Continuous review of specifications, adoption of smarter analytical techniques, and embracing cleaner, safer production methods all count as investments in future strength. Each step taken to improve B4’s quality, sustainability, and traceability enables better outcomes at every level—from the laboratory bench to the patient at the pharmacy counter.
Pharmaceutical intermediates like Atorvastatin Intermediate B4 often go unrecognized outside certain circles. Yet they form the quiet backbone of modern drug production, linking breakthroughs in chemistry to tangible improvements in public health.
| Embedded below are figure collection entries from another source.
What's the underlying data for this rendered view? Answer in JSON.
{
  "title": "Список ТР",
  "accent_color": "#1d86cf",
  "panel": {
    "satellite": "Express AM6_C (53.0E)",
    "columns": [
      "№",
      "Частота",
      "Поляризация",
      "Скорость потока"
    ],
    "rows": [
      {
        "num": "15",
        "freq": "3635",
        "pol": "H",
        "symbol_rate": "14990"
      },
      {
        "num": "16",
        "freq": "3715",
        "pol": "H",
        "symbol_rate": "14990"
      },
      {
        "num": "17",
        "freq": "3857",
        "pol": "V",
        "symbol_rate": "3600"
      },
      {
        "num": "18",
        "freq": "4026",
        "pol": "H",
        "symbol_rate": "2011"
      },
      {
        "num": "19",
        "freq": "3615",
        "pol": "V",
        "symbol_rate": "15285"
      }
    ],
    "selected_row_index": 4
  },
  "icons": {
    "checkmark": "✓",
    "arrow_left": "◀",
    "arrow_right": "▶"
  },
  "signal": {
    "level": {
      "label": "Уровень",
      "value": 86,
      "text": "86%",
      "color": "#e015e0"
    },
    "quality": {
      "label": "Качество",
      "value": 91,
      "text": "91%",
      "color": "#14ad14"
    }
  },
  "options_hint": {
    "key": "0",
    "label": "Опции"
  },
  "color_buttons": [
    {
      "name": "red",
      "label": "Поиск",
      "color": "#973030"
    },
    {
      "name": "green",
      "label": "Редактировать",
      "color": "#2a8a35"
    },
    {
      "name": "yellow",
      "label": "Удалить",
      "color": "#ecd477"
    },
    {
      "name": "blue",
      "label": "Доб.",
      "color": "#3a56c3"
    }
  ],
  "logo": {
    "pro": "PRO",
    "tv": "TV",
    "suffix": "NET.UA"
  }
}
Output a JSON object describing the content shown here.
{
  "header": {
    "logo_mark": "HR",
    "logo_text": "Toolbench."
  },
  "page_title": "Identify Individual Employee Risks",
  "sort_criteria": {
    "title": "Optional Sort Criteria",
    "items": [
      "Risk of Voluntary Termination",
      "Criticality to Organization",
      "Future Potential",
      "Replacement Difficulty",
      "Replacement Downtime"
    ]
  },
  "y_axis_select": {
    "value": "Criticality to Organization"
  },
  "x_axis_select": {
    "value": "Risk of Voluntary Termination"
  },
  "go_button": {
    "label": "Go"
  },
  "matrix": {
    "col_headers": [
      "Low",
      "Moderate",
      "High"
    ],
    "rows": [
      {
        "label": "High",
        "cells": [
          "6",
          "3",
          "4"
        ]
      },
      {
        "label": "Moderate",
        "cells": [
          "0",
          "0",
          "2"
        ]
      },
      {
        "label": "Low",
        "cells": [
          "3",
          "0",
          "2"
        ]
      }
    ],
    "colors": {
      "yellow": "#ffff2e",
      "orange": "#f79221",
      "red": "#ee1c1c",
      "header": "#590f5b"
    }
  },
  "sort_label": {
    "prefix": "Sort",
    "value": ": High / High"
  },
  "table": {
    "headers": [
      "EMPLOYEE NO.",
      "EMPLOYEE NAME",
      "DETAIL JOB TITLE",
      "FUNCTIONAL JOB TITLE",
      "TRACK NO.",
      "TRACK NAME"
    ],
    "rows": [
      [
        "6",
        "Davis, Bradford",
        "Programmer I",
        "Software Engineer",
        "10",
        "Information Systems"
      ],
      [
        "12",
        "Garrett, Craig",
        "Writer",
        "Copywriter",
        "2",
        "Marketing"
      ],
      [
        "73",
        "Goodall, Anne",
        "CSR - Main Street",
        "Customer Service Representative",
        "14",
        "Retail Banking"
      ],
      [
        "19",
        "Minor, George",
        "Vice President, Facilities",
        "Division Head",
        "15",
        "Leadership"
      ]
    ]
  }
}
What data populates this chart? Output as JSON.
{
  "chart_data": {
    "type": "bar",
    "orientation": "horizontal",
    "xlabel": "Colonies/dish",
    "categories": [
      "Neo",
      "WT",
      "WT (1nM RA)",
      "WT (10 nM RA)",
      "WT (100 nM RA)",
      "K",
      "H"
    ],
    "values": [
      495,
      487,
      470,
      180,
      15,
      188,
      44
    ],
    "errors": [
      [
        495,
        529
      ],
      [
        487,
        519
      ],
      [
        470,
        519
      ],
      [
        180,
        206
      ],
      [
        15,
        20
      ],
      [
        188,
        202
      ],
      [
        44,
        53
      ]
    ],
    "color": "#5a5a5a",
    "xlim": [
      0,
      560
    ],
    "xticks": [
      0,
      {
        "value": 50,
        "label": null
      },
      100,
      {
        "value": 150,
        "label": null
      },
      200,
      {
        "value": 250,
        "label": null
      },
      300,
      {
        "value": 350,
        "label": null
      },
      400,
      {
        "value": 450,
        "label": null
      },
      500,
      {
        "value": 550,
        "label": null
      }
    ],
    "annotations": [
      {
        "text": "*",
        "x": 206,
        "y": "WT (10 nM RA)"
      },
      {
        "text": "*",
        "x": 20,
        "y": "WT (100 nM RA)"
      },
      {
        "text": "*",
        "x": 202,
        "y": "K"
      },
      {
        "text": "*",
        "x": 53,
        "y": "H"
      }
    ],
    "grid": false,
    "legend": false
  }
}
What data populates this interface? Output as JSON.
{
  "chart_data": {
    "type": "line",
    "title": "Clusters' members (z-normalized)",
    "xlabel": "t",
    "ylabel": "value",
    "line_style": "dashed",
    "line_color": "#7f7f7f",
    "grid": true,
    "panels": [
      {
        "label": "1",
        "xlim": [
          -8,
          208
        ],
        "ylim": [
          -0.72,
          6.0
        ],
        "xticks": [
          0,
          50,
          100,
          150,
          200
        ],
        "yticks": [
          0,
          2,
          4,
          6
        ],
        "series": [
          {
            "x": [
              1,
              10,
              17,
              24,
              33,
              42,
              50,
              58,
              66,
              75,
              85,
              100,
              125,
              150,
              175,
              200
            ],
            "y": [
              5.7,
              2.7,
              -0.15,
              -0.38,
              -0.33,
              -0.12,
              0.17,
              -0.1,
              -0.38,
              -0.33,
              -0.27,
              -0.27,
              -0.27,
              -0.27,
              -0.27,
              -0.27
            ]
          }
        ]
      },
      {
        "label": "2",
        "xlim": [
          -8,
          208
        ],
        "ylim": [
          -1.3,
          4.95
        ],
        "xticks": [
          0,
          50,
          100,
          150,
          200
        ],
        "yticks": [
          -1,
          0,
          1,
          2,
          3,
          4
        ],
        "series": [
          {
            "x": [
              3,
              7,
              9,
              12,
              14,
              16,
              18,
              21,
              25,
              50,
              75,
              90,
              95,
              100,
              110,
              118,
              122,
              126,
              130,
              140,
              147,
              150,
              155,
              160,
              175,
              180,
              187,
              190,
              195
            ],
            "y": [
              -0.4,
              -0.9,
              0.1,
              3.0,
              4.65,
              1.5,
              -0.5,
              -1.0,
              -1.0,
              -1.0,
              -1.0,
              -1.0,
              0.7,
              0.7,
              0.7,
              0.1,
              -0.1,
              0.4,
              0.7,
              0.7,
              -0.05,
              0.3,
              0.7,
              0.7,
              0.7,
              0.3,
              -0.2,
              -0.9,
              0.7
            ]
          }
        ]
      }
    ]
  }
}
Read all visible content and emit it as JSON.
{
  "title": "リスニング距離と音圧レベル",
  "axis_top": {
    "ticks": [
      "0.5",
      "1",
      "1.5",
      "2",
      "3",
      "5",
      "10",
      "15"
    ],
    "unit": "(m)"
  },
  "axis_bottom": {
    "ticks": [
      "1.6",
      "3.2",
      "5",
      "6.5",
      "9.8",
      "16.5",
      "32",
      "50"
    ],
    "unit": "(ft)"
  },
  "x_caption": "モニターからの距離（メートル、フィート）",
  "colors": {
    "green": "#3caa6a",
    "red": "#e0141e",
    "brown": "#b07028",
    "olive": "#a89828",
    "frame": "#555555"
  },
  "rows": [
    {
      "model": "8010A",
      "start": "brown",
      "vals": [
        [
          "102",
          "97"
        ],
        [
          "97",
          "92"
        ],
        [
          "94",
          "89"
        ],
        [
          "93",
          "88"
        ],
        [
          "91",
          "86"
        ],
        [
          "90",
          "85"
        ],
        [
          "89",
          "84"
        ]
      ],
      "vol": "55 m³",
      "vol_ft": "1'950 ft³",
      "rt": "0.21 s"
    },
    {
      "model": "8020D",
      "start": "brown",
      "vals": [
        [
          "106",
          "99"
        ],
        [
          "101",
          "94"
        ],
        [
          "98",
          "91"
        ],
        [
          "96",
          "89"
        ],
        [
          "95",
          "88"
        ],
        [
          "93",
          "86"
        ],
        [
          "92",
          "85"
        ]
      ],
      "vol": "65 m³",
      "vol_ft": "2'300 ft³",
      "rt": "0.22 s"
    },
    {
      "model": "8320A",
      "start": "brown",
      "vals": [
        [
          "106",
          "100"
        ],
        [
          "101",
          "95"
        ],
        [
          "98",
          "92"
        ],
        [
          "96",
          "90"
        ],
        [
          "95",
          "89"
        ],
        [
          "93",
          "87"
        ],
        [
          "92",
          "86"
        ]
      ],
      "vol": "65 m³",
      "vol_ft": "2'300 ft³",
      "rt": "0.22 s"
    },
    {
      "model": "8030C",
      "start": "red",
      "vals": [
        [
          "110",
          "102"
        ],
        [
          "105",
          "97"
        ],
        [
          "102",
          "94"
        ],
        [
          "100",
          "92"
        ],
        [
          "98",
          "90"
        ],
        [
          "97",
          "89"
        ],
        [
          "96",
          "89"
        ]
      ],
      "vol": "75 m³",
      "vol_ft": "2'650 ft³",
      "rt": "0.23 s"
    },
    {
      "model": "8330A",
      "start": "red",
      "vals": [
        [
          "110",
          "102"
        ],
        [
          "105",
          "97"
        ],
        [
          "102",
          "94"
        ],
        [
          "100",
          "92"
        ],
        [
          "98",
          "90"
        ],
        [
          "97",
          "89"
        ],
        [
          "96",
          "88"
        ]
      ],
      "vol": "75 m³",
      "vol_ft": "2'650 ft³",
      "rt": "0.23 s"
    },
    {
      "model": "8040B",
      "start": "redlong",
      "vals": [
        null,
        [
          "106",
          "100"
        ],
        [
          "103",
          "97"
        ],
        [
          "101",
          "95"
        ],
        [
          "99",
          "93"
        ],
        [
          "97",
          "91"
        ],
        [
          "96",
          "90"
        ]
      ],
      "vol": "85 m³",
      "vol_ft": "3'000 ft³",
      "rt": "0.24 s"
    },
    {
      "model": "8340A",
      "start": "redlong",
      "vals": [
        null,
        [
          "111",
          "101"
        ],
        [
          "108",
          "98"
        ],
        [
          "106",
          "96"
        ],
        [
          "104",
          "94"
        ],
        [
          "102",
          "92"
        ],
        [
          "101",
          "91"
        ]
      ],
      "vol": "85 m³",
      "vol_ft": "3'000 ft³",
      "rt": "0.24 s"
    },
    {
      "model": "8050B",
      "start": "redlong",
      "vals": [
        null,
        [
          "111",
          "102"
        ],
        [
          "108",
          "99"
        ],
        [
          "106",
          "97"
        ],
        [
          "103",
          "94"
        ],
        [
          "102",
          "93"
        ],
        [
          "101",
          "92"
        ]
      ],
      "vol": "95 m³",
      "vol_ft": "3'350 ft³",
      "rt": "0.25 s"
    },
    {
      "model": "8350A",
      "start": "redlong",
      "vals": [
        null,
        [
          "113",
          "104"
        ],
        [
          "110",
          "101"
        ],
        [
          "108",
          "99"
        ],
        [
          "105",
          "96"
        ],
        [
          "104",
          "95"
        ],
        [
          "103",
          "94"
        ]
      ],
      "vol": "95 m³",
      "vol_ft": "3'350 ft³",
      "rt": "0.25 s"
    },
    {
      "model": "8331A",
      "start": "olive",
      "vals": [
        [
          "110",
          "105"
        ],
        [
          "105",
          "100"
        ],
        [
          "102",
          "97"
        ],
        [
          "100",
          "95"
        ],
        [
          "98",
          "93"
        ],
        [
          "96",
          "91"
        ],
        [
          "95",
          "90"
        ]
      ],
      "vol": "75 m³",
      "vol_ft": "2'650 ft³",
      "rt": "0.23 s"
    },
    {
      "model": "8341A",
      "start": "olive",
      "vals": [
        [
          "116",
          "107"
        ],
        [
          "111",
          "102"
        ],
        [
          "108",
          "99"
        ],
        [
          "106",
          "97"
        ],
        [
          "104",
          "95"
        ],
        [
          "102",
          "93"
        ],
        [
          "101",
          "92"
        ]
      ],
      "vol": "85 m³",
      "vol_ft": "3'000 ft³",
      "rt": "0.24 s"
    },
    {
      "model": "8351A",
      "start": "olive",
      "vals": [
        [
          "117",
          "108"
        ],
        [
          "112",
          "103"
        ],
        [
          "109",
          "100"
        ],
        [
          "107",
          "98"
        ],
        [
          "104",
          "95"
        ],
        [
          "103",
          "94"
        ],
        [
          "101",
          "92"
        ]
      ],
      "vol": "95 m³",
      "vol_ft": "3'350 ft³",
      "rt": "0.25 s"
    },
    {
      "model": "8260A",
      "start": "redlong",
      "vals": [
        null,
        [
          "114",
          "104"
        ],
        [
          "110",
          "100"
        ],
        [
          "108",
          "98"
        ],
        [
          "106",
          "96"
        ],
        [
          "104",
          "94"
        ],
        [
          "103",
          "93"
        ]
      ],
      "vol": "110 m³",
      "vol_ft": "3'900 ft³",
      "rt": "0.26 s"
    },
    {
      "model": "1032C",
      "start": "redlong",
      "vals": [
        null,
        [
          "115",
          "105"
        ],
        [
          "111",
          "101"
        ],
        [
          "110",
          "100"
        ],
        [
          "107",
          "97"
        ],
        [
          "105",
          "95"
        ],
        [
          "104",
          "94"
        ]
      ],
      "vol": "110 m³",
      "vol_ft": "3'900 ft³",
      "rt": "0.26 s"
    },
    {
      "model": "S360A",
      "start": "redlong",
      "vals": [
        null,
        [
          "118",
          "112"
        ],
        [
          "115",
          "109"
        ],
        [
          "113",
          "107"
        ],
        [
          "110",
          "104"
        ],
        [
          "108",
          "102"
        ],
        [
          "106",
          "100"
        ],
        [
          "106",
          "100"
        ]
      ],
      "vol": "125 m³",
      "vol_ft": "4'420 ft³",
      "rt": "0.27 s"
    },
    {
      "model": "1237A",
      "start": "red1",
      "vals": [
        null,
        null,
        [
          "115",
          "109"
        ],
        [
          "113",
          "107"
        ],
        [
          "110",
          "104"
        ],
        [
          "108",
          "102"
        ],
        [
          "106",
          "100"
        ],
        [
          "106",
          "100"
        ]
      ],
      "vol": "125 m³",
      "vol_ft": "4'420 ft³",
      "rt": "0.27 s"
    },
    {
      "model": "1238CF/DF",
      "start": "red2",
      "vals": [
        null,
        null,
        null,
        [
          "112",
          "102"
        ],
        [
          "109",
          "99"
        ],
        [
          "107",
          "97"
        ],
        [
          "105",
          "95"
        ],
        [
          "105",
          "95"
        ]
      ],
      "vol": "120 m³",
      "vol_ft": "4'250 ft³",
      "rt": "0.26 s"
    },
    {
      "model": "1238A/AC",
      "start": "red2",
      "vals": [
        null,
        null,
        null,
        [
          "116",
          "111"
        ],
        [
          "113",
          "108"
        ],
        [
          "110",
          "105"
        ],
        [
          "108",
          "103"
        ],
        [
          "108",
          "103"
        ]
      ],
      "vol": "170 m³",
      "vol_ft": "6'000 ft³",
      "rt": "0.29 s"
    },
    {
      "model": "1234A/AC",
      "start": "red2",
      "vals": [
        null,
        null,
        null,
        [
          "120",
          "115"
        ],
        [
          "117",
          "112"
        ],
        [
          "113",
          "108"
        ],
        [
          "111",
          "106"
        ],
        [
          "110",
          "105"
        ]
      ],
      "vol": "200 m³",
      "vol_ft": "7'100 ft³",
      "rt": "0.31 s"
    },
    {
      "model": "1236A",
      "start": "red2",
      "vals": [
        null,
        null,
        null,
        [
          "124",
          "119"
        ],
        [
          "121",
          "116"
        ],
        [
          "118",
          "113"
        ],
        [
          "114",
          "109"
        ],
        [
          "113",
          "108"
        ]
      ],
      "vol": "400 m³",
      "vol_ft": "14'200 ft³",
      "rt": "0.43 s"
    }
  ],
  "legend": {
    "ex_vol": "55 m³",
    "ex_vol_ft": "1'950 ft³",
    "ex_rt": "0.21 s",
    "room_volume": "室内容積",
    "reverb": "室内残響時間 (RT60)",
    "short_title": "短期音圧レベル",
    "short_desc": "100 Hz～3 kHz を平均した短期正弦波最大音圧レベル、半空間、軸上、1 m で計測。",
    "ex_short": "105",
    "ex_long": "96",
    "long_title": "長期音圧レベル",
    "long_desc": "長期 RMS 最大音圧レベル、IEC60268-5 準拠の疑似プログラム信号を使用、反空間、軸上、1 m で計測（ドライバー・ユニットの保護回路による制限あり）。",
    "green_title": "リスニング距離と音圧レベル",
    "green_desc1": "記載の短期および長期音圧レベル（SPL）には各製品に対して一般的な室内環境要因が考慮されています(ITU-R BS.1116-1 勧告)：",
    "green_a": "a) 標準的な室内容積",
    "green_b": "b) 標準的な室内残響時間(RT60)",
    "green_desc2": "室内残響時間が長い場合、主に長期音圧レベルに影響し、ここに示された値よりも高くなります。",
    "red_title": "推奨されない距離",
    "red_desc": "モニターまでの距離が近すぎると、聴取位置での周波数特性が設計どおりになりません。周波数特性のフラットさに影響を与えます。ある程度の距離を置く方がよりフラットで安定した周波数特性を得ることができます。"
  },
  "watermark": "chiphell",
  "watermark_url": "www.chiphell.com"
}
Their story is one of ongoing vigilance, technical innovation, and ethical responsibility. Sharing knowledge and upholding quality helps not only to bring life-changing products to market but to preserve the trust that supports clinical progress everywhere.
Moving forward, every incremental improvement and every rigorous check forms the bridge to a healthier future. Those working on B4 and related intermediates shape the outcomes of millions, upholding standards and delivering value not just in chemical purity but in the lived experience of those who depend on stable access to proven therapies. By championing quality and resilience at each turn, the field continues its essential, if often unheralded, contribution to better health worldwide.